Average number of ask comments:  14.038417431192661
Average number of show comments:  10.31669535283993


It appears that ask posts (14.04) garner more comments on average than show posts(at 10.31). As ask posts receive more comments, we will focus our analysis on these posts.

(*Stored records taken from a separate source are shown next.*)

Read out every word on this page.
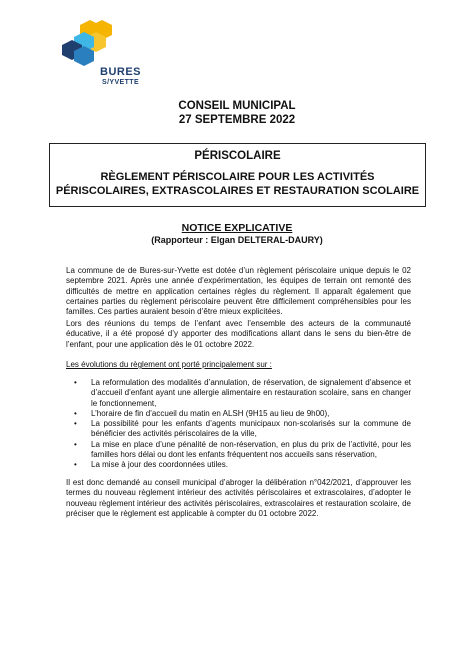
BURES
S/YVETTE
CONSEIL MUNICIPAL
27 SEPTEMBRE 2022
PÉRISCOLAIRE
RÈGLEMENT PÉRISCOLAIRE POUR LES ACTIVITÉS
PÉRISCOLAIRES, EXTRASCOLAIRES ET RESTAURATION SCOLAIRE
NOTICE EXPLICATIVE
(Rapporteur : Elgan DELTERAL-DAURY)
La commune de de Bures-sur-Yvette est dotée d’un règlement périscolaire unique depuis le 02 septembre 2021. Après une année d’expérimentation, les équipes de terrain ont remonté des difficultés de mettre en application certaines règles du règlement. Il apparaît également que certaines parties du règlement périscolaire peuvent être difficilement compréhensibles pour les familles. Ces parties auraient besoin d’être mieux explicitées.
Lors des réunions du temps de l’enfant avec l’ensemble des acteurs de la communauté éducative, il a été proposé d’y apporter des modifications allant dans le sens du bien-être de l’enfant, pour une application dès le 01 octobre 2022.
Les évolutions du règlement ont porté principalement sur :
• La reformulation des modalités d’annulation, de réservation, de signalement d’absence et d’accueil d’enfant ayant une allergie alimentaire en restauration scolaire, sans en changer le fonctionnement,
• L’horaire de fin d’accueil du matin en ALSH (9H15 au lieu de 9h00),
• La possibilité pour les enfants d’agents municipaux non-scolarisés sur la commune de bénéficier des activités périscolaires de la ville,
• La mise en place d’une pénalité de non-réservation, en plus du prix de l’activité, pour les familles hors délai ou dont les enfants fréquentent nos accueils sans réservation,
• La mise à jour des coordonnées utiles.
Il est donc demandé au conseil municipal d’abroger la délibération n°042/2021, d’approuver les termes du nouveau règlement intérieur des activités périscolaires et extrascolaires, d’adopter le nouveau règlement intérieur des activités périscolaires, extrascolaires et restauration scolaire, de préciser que le règlement est applicable à compter du 01 octobre 2022.
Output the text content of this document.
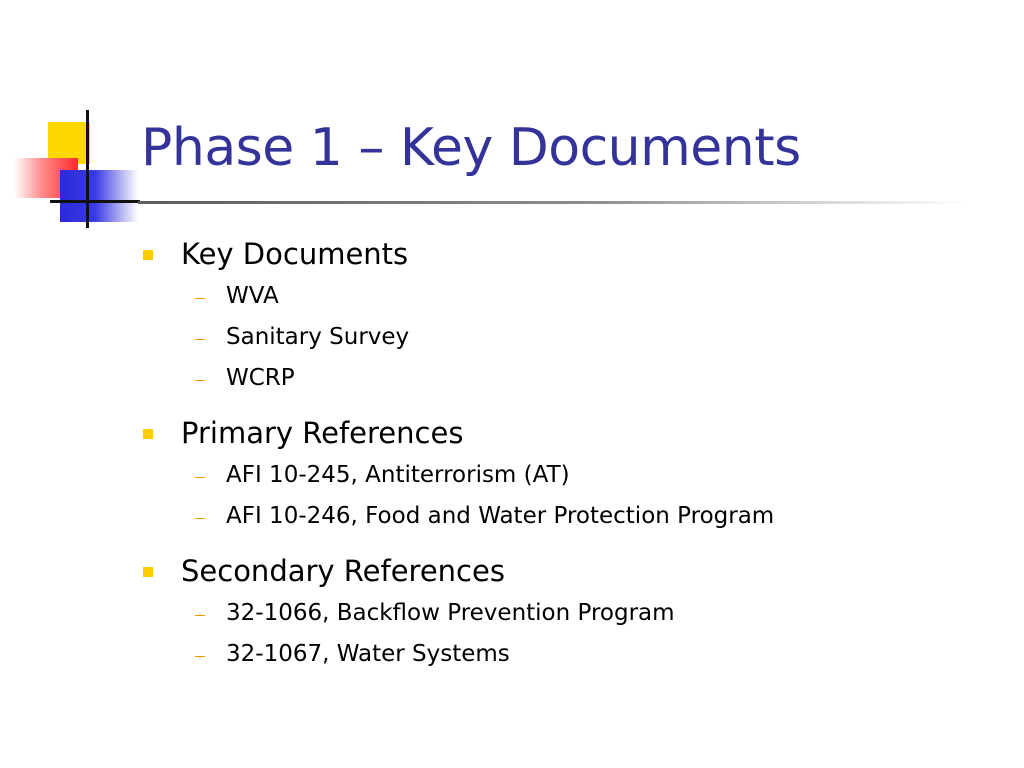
Phase 1 – Key Documents
Key Documents
WVA
Sanitary Survey
WCRP
Primary References
AFI 10-245, Antiterrorism (AT)
AFI 10-246, Food and Water Protection Program
Secondary References
32-1066, Backflow Prevention Program
32-1067, Water Systems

Next, are ask posts created at a certain time more likely to attract comments? First we will calculate the number of ask posts created during each hour of the day as well as the number of comments received. Then, we will calculate the average number of comments that ask posts receive by hour created.

In [86]:
import datetime as dt

result_list = []
for post in ask_posts:
    date_created = post[6] # pull date post was created
    n_comments = int(post[4])
    result_list.append([date_created, n_comments])

counts_by_hour = {}
comments_by_hour = {}

for row in result_list:
    date = dt.datetime.strptime(row[0], "%m/%d/%Y %H:%M")
    hour = date.strftime("%H")
    if hour not in counts_by_hour:
        counts_by_hour[hour] = 1
        comments_by_hour[hour] = row[1]
    else:
        counts_by_hour[hour] += 1
        comments_by_hour[hour] += row[1]

In [88]:
avg_by_hour = []

for hour, value in counts_by_hour.items():
    n_comments = comments_by_hour[hour]
    count = value
    if count == 0:
        average = 0
    else:
        average = n_comments / count
    avg_by_hour.append([hour, average])
        
avg_by_hour[0:9]

[['09', 5.5777777777777775],
 ['13', 14.741176470588234],
 ['10', 13.440677966101696],
 ['14', 13.233644859813085],
 ['16', 16.796296296296298],
 ['23', 7.985294117647059],
 ['12', 9.41095890410959],
 ['17', 11.46],
 ['15', 38.5948275862069]]

In [103]:
swap_avg_by_hour = []
for row in avg_by_hour:
    row0 = row[1]
    row1 = row[0]
    swap_avg_by_hour.append([row0, row1])
print(swap_avg_by_hour)

sorted_swap = sorted(swap_avg_by_hour, reverse=True)
print("Top 5 Hours for Ask Post Comments:")

for row in sorted_swap:
    average = row[0]
    hour = dt.datetime.strptime(row[1], "%H")
    hour = dt.datetime.strftime(hour, "%H:%M")
    #print(hour, type(average))
    template = "{hour_window}: {avg_comments:.2f} average comments per post"
    output = template.format(hour_window=hour, avg_comments=average)
    print(output)

[[5.5777777777777775, '09'], [14.741176470588234, '13'], [13.440677966101696, '10'], [13.233644859813085, '14'], [16.796296296296298, '16'], [7.985294117647059, '23'], [9.41095890410959, '12'], [11.46, '17'], [38.5948275862069, '15'], [16.009174311926607, '21'], [21.525, '20'], [23.810344827586206, '02'], [13.20183486238532, '18'], [7.796296296296297, '03'], [10.08695652173913, '05'], [10.8, '19'], [11.383333333333333, '01'], [6.746478873239437, '22'], [10.25, '08'], [7.170212765957447, '04'], [8.127272727272727, '00'], [9.022727272727273, '06'], [7.852941176470588, '07'], [11.051724137931034, '11']]
Top 5 Hours for Ask Post Comments:
15:00: 38.59 average comments per post
02:00: 23.81 average comments per post
20:00: 21.52 average comments per post
16:00: 16.80 average comments per post
21:00: 16.01 average comments per post
13:00: 14.74 average comments per post
10:00: 13.44 average comments per post
14:00: 13.23 average comments per post
18:00: 13.20 average comments per post
17:00:

According to the results of the data analysis above, the posts made during the hour beginning at 3pm receive the most comments on average at 38.59 comments. This is followed by 2am and 8pm. So while there is no real period of the day that stands out (the top hours are scattered) this does give us some time periods during which posting may get optimal activity. However, further statistical testing, sampling and data analysis is needed to gain a better understanding.